There had been a small building between the two warehouses predating them both; it was built as the Royal Hotel in 1888 by Benjamin Wood. He left England in 1882, followed by his wife and three children, arriving in Victoria before heading to New Westminster where Ben set up in the hotel trade. Hearing about the fire destroying Vancouver, it’s said the he established a soup kitchen for the firefighters (who would be the remaining residents of the newly created city). A year later the family moved to Vancouver: Ben set up shop as a tailor and built the Royal Hotel with 26 rooms, and his wife, Frances, (like Ben, born in Buxton in Derbyshire) as proprietor. He partnered to buy The Stewart House hotel in 1889, but sold it a year later and returned to running the Royal, now renamed the Albion Hotel. In 1891 he was back in New Westminster, as a brewer. Despite apparently being owned by Emma Gold, In 1894 the Albion was sold at auction by Mrs F Wood, after she won a court case against Emma and Edward Gold in 1893. In 1893 Emma had proposed to build an addition to the Albion Hotel, but she was refused; “a corrugated-iron addition to the Albion Hotel, Water Street being contrary to the terms of the Fire Bylaw”. In 1896 she asked for a street crossing to the Albion Hotel (that she would pay for). This suggests she either settled with Mrs. Wood, or acquired it back, and it became the Imperial Hotel in 1898 before being converted to one of the many fruit and vegetable warehouses on the street in 1901. Ben and Frances divorced at some point, and he remarried, but he stayed in the area and was still a tailor when he joined the Pioneer Association in 1923. He was living on Lulu Island when he died in 1933.

There’s a building permit from 1910 for a new building designed by Parr and Fee here. It was for E Gould, for a $10,000 building. We think that was Emma Gold, who we think had also developed the warehouse closer to us with the arched windows. It was completed before 1901 and as the Twigge block to the west of the Albion Hotel was built in 1898 it seems likely to be the 1890 ‘commercial block for Mrs. Gold adjoining the Albion Hotel’ designed by E A McCartney. Mrs Gold was Emma, the wife of Louis Gold, the owner of the Gold House Hotel across the street a block away. By 1910 Louis had died, and Mrs Gold was an active property developer in the city. An 1890 minute of City Council business confirms that Emma owned this lot, and was seeking confirmation of the site’s building line.

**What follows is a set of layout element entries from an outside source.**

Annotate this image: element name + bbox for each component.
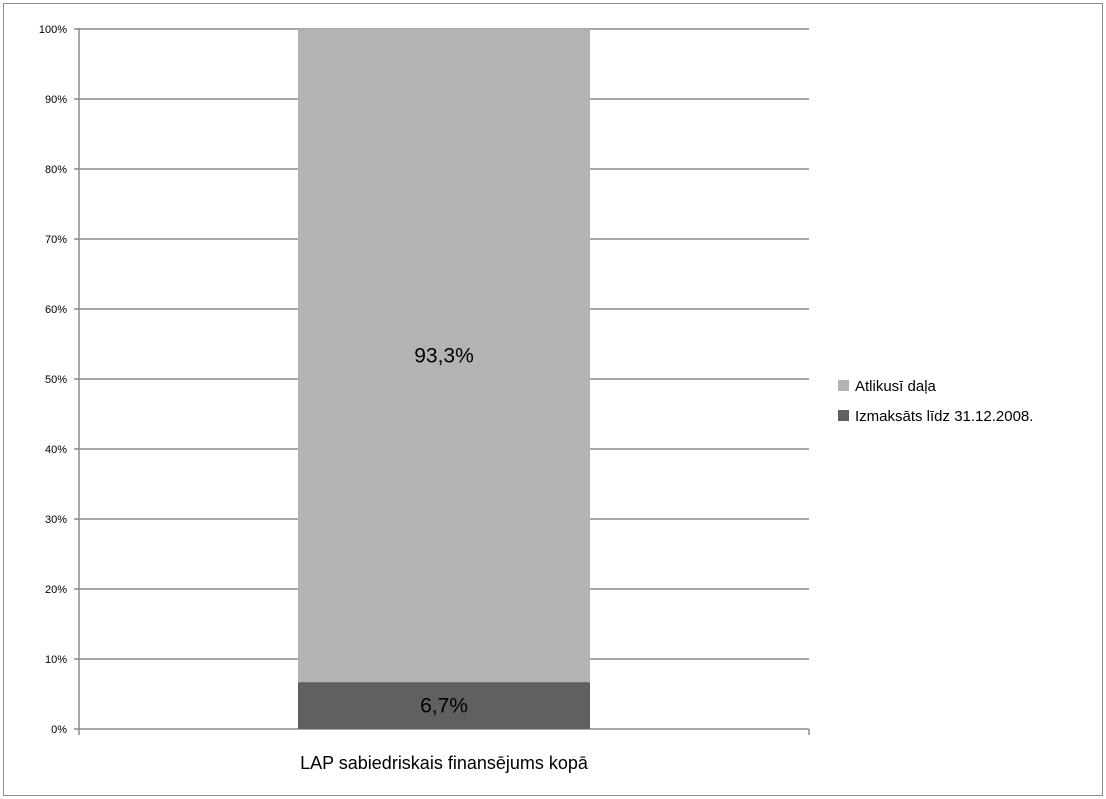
legend-label: Izmaksāts līdz 31.12.2008. bbox=[855, 408, 1033, 425]
y-tick-label: 70% bbox=[45, 234, 67, 246]
data-label: 93,3% bbox=[414, 345, 474, 368]
legend-label: Atlikusī daļa bbox=[855, 378, 937, 395]
y-tick-label: 40% bbox=[45, 444, 67, 456]
y-tick-label: 30% bbox=[45, 514, 67, 526]
y-tick-label: 20% bbox=[45, 584, 67, 596]
y-tick-label: 90% bbox=[45, 94, 67, 106]
y-tick-label: 100% bbox=[39, 24, 67, 36]
bar-segment bbox=[298, 29, 590, 683]
legend-swatch bbox=[838, 410, 849, 421]
legend-swatch bbox=[838, 380, 849, 391]
y-tick-label: 60% bbox=[45, 304, 67, 316]
data-label: 6,7% bbox=[420, 695, 468, 718]
y-tick-label: 10% bbox=[45, 654, 67, 666]
x-category-label: LAP sabiedriskais finansējums kopā bbox=[300, 753, 589, 773]
y-tick-label: 50% bbox=[45, 374, 67, 386]
y-tick-label: 80% bbox=[45, 164, 67, 176]
bar-segment bbox=[298, 682, 590, 729]
y-tick-label: 0% bbox=[51, 724, 67, 736]
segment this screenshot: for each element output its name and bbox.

The Heritage Statement for the building, 131 Water attributes it to Parr and Fee for Emma Gold, and calls it the F R Stewart Building, once Stewart’s moved a few doors to the east, Swartz Brothers, another wholesale food company replaced them. In 1920 they obtained a permit for a new $12,000 building designed by Gardiner & Mercer, but there’s a mid 1920s photograph showing the building faced with white glazed bricks, suggesting a Parr and Fee design, so the new owners seem to have made the best of the 1910 building rather than redeveloping.

Like the Royal Hotel, The Twigge building is still standing today. It was converted to residential uses on the upper floors in 1996 (with two extra floors added behind a setback, designed by Merrick Architects) and called ‘The Malkin’. Both the other buildings were replaced in 1974 by the Henriques and Todd designed ‘Gaslight Square‘ for Marathon Realty.